Fizzing with ideas, Finnegans Wake – Human and Nonhuman Histories, offers a revitalizing contribution to Wake studies. [...]this edited collection recuperates rich seams of environmental meaning embedded within the Wake.
[...]Overall, this volume is a new, important reference for Finnegans Wake studies that galvanises a number of nonhuman and ecocritical approaches.

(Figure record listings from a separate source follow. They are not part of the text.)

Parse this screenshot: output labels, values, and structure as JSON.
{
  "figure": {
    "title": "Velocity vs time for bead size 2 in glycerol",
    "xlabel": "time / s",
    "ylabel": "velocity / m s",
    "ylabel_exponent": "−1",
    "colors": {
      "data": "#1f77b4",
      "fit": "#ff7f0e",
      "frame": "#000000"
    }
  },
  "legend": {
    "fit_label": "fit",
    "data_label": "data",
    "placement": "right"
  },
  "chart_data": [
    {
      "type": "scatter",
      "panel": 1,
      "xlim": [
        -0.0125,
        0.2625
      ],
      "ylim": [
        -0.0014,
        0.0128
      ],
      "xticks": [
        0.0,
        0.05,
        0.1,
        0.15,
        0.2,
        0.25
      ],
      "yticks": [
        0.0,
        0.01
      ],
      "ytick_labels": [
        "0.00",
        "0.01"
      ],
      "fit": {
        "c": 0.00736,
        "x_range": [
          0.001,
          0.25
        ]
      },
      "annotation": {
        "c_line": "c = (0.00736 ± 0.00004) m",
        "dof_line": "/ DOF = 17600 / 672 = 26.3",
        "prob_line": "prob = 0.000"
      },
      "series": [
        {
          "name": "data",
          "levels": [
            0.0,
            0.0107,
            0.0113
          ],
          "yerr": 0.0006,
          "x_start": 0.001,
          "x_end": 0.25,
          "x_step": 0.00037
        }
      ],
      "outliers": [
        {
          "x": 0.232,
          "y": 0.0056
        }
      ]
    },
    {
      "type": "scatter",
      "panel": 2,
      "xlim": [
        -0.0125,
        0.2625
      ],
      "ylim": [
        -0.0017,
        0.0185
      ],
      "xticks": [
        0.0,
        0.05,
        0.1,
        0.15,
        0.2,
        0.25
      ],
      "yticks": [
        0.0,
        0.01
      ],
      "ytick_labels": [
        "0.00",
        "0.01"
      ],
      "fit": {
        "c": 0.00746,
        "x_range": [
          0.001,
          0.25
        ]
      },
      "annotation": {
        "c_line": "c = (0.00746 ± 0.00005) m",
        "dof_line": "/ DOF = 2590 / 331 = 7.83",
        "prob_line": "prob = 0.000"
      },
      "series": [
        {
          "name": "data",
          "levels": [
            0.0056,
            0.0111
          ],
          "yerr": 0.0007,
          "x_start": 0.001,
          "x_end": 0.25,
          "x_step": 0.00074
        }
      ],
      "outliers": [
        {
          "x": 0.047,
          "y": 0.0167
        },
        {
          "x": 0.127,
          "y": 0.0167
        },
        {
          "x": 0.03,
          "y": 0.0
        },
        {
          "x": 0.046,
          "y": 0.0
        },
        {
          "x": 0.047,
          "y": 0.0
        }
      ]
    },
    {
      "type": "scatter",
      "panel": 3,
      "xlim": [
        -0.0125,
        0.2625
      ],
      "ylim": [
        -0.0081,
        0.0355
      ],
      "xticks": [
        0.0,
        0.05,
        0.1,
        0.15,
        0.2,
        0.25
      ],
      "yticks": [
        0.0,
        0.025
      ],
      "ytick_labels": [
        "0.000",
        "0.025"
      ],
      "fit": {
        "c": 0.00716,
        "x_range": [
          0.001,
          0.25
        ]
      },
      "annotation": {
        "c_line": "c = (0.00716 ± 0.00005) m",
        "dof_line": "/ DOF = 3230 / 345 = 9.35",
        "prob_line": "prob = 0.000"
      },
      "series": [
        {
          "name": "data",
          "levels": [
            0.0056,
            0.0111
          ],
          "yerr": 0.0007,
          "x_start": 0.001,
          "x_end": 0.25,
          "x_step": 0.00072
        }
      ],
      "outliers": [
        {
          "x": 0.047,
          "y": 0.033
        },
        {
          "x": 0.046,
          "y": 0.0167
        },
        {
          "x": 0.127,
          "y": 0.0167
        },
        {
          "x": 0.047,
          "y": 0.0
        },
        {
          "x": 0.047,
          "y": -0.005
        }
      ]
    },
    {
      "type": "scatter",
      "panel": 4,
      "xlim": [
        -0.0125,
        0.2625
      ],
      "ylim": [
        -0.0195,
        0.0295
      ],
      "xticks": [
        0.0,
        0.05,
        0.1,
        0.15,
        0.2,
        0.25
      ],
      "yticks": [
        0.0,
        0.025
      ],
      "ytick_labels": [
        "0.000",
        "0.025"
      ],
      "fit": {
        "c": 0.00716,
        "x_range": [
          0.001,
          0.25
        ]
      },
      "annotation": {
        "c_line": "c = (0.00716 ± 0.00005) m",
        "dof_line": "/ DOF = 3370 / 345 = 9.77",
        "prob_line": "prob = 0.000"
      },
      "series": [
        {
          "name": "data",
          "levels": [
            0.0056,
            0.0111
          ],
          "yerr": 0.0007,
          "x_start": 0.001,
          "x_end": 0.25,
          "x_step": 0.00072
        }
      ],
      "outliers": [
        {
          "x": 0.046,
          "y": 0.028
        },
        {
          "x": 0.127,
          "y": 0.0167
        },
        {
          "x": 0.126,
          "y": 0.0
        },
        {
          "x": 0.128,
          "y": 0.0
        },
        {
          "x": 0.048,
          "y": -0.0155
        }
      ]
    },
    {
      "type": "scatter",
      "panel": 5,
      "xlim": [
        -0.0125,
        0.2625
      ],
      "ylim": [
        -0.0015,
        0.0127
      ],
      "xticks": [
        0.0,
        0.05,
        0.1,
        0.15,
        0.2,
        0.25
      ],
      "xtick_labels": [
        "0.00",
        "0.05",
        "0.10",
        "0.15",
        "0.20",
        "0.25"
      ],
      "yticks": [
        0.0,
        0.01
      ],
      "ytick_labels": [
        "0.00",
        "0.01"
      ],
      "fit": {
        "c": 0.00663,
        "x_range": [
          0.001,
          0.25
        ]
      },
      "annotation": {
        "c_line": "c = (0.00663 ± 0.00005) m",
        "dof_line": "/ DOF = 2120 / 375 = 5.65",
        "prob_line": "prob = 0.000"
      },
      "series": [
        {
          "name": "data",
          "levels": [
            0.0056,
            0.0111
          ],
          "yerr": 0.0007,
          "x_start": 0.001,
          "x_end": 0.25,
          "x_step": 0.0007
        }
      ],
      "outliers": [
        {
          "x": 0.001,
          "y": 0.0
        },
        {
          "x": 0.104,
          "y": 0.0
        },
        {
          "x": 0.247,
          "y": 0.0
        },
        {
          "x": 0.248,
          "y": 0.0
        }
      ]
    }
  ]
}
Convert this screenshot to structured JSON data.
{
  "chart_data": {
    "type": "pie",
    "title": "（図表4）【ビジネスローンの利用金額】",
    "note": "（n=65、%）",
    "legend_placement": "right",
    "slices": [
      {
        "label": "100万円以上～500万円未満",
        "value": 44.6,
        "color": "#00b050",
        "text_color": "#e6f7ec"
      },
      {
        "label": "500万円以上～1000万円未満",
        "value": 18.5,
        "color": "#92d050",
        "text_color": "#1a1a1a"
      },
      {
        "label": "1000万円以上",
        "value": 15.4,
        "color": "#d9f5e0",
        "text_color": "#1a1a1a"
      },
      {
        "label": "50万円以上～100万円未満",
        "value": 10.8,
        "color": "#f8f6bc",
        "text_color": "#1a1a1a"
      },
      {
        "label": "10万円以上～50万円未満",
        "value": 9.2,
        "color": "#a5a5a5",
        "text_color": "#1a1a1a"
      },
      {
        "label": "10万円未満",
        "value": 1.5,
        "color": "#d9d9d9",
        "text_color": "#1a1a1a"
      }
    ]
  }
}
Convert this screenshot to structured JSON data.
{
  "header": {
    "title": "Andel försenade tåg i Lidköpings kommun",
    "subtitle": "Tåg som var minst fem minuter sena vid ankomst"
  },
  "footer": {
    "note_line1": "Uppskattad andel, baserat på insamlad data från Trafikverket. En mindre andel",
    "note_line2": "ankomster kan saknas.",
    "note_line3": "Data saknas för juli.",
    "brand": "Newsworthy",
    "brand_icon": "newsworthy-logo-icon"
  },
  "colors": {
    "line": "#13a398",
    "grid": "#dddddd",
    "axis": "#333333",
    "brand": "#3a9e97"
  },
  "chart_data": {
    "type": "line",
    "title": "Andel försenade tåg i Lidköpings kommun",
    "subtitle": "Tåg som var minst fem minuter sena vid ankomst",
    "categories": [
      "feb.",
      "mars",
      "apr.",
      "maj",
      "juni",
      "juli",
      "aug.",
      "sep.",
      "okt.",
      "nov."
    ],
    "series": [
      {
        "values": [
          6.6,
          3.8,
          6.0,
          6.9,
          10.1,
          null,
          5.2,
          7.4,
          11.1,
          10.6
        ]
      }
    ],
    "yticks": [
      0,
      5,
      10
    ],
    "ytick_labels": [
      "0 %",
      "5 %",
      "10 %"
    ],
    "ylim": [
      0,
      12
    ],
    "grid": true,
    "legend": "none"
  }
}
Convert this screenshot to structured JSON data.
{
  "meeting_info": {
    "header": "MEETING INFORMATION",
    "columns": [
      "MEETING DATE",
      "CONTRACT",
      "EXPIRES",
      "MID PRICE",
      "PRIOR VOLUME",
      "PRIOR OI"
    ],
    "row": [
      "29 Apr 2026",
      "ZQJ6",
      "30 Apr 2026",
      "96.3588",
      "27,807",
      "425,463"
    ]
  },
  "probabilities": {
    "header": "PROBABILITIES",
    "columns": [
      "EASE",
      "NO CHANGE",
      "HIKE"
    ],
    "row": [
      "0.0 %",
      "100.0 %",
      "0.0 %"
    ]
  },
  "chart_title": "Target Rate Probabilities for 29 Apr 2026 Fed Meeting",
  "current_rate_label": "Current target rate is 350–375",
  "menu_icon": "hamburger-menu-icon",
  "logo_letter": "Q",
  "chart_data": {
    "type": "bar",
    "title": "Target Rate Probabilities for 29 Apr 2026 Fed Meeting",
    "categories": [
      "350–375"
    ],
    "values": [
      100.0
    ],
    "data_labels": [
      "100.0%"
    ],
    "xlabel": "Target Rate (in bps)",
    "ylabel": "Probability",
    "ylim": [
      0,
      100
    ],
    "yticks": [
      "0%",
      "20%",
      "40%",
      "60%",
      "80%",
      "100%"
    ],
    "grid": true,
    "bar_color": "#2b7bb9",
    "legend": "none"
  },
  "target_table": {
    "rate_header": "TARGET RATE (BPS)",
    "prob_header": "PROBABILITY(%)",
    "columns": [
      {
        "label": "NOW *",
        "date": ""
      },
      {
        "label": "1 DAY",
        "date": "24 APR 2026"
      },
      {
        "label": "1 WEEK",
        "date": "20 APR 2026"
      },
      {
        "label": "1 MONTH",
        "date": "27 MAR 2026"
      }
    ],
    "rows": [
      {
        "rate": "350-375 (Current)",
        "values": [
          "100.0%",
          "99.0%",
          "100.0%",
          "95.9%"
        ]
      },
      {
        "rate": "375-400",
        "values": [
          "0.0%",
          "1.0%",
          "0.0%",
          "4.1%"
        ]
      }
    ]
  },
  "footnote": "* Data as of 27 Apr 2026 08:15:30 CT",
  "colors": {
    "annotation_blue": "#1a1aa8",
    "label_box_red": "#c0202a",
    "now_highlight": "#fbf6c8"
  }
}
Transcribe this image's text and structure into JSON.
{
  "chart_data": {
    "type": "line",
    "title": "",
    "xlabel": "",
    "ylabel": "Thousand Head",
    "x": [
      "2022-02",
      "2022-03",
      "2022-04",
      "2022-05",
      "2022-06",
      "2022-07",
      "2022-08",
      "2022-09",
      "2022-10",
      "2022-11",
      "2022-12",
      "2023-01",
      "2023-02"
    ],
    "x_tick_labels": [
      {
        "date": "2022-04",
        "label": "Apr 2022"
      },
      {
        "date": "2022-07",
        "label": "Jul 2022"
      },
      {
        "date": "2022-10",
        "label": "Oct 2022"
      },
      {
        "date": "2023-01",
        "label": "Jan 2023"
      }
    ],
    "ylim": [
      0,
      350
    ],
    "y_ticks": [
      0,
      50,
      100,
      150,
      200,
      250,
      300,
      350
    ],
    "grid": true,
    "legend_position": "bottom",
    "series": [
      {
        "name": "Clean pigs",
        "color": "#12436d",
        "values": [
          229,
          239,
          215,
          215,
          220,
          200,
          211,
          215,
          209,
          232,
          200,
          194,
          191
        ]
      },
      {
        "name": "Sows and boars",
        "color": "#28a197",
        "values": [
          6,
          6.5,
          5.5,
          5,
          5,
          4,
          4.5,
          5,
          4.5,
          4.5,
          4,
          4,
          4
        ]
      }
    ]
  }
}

- Christopher Wogan, University of York, The Modernist Review
This edited collection kindles anew a sense of awe at the extraordinary, totalising energies of James Joyce’s Finnegans Wake and the multitude of worlds the novel evokes within, as well as keen admiration for the deft sophistication with which its contributors elucidate the multiplicitous dimensions of Joyce’s imagination of the “cyclewheeling history” of “our funanimal world”. The volume’s essays are as effervescent as the nonhuman lives and objects depicted in the Wake’s prose[...] Collectively, the contributors dynamically evoke the way in which the novel layers, merges, inverts, or subverts human and nonhuman perspectives, in a textual method that is not binary in its pairing of oppositions, but rather palimpsestic, accretive and multi-scalar.
- Sharae Deckard, University College Dublin, Estudios Irlandeses
An apt combination of text, topic, and contributors. With verve and urgency, these essay writers take up the discourses of new materialism, animal studies, ecocriticism, and genetics, as well as physics, historicism, feminism, and psychoanalysis, to draw out the interconnectedness of the human and the nonhuman in the Wake.